Rhinovirus C is an important pathogen of asthmatic and non-asthmatic children hospitalised with episodic wheeze. Previous studies on other respiratory viruses have shown that several host cytokines ...correlate with duration of hospitalisation, but this has yet to be investigated in children with RV-C infection. We determined the nasal cytokine profiles of these children and investigated their relationship with RV-C load and clinical outcome. Flocked nasal swabs were collected from children aged 24-72 months presenting to the Emergency Department at Princess Margaret Hospital with a clinical diagnosis of acute wheeze and an acute upper respiratory tract viral infection. RV-C load was determined by quantitative RT-PCR and cytokine profiles were characterised by a commercial human cytokine 34-plex panel. RV-C was the most commonly detected virus in pre-school-aged children hospitalised with an episodic wheeze.

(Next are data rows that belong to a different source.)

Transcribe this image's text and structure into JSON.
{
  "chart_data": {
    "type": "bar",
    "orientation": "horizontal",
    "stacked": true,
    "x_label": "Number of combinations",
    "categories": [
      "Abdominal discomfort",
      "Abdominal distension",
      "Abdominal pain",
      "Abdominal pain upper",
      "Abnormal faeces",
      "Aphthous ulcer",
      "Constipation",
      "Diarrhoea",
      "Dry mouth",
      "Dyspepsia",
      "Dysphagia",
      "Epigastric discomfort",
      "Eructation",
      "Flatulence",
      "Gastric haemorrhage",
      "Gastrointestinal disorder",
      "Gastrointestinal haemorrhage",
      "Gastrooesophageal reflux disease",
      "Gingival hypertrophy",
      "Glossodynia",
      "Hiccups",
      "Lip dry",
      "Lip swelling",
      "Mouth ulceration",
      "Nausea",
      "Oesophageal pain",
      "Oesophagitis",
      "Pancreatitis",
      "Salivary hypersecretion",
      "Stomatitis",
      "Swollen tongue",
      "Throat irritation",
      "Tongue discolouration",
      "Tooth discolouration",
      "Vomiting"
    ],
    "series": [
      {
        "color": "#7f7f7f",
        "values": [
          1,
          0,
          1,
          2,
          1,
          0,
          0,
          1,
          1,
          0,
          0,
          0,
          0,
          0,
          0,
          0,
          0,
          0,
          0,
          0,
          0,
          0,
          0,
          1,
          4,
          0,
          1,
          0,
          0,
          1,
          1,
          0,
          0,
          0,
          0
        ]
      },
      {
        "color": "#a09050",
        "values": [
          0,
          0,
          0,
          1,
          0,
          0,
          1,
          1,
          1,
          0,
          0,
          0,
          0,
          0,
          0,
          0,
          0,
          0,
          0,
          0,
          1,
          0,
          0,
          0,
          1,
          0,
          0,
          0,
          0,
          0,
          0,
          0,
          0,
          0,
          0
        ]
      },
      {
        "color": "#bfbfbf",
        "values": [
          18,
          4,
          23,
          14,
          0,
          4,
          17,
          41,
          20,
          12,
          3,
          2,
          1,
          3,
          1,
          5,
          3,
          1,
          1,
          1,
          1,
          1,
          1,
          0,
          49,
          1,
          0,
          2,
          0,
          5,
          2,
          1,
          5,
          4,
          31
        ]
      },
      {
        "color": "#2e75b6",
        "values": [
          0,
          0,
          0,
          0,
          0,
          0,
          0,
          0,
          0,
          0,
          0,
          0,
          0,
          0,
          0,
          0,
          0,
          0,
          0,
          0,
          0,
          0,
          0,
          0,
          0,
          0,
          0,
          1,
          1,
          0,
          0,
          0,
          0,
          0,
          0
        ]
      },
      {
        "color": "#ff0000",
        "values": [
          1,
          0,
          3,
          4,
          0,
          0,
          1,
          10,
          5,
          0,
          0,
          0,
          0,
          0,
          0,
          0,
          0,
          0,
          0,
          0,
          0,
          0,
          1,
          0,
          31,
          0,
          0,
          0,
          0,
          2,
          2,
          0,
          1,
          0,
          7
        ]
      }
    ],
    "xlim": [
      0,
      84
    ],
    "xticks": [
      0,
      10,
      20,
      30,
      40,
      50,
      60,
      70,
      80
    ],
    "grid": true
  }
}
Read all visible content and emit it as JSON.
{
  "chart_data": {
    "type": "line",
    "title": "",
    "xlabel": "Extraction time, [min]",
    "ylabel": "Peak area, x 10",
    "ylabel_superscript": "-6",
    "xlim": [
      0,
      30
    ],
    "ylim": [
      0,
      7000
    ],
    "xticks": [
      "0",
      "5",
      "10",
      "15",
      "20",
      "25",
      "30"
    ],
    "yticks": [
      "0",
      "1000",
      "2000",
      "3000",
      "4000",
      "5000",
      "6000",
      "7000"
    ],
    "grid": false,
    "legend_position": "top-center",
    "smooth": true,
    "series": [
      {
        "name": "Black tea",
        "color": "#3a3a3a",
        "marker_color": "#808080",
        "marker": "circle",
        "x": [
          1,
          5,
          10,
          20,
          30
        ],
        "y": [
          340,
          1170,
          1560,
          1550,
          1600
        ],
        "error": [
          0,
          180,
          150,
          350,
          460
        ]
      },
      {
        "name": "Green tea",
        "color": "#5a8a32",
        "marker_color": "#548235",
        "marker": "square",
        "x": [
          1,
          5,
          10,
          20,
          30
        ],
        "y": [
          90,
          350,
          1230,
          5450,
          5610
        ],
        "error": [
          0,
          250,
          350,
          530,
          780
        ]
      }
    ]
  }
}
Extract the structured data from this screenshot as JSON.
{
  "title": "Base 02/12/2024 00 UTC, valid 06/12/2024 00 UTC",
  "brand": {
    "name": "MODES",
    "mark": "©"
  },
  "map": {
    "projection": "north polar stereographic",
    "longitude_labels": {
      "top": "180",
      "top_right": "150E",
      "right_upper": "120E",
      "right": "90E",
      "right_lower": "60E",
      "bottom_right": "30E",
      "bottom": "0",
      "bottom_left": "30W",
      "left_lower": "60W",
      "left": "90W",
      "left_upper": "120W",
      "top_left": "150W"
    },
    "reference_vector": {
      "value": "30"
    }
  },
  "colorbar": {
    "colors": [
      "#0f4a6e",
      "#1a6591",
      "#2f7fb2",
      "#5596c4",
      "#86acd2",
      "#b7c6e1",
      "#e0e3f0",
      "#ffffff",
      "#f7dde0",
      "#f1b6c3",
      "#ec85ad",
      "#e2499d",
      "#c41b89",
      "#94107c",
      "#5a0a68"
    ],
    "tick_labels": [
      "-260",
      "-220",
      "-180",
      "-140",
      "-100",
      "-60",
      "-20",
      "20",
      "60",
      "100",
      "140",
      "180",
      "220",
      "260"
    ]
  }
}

RV-C load did not significantly differ between asthmatic and non-asthmatic patients. Both groups showed a Th2-based cytokine profile. However, Th17 response cytokines IL-17 and IL-1β were only elevated in RV-C-infected children with pre-existing asthma. Neither RV-C load nor any specific cytokines were associated illness severity in this study. Medically attended RV-C-induced wheeze is characterised by a Th2 inflammatory pattern, independent of viral load. Any therapeutic interventions should be aimed at modulating the host response following infection.